If your concurrent license file (downloaded using the instructions here) contains the same port number, lmgrd will fail to open the port. Therefore, take care to choose a different port while downloading the license.
Job Configuration: Validation Failure
Lab <lab number> on host <hostname> failed to connect to the MATLAB client on host <head-node name>.
Try putting your head-node's IP address into /etc/hosts on the head-node as: IP-Addr head-node
The Jacket License service could not be contacted
If you get this message while running spmd;ginfo;end, that means the jacketd service running on the workers is uncontactable.
To resolve this:
- Ensure that jacketd and mdce were started as the same user. One way to ensure this is to start both as root. Another is to start them at startup.
- To enable workers to communicate, give the file /tmp/jacketd.sock write-permissions (this file is created after you start jacketd).
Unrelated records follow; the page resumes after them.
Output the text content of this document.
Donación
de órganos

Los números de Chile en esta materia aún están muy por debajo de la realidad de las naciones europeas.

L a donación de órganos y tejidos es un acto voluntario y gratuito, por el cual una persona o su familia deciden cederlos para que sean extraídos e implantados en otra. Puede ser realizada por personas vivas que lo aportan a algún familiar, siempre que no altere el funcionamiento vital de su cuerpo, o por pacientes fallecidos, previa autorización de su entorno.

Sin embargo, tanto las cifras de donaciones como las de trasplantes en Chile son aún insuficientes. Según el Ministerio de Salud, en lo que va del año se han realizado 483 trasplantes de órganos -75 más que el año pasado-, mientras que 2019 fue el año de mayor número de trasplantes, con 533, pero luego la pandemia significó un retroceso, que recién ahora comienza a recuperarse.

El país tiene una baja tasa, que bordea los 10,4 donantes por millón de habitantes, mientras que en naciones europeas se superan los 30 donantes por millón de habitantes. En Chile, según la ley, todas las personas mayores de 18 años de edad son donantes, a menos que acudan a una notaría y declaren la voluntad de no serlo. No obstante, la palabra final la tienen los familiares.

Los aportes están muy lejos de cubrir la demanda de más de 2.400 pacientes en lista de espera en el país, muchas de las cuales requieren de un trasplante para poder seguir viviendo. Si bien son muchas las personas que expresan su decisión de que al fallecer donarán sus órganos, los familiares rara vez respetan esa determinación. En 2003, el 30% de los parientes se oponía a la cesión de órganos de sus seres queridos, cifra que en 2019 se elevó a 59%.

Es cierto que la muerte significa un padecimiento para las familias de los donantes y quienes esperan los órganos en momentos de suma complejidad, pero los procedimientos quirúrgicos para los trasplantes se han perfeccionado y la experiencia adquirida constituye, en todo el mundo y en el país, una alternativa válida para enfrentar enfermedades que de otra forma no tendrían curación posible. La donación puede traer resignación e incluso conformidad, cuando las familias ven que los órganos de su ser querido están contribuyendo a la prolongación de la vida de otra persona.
- Set an environment variable, LM_LICENSE_FILE=port-number@head-node (for example, 27001@head-node)
- Add a line, USE_SERVER, just below the VENDOR line on the downloaded license file jlicense.dat on all servers and clients.
Please contact us if you need help.
Running the MGL Example causes an error: No available Jacket license found or license is invalid
To work around this error, you need to set an environment variable on all your workers (Only the workers):
export FORCE_HPC=1
If you are unable to set this up, please contact Support and we'll walk you through the steps.
There may be a situation where you are able to add hosts to the Admin Center, but they show as "Unavailable".
You can verify this by clicking on "Test connectivity. The result of running this is shown in the screenshot to the right.
Typically this means an external program is blocking access to the mdce service. This may be an incorrectly-configured firewall, for instance.
On Linux machines, you may try temporarily disabling the firewalls as iptables stop and check if that enables your nodes to become available. If they do, you need to reconfigure your firewall.
Starting lmgrd: /lib/ld-lsb.so.3: bad ELF interpreter: No such file or directory
Some Red-Hat Linux distributions do not include the Red-Hat LSB libraries. You may need to manually install this (available through fedora yum or rpm repositories).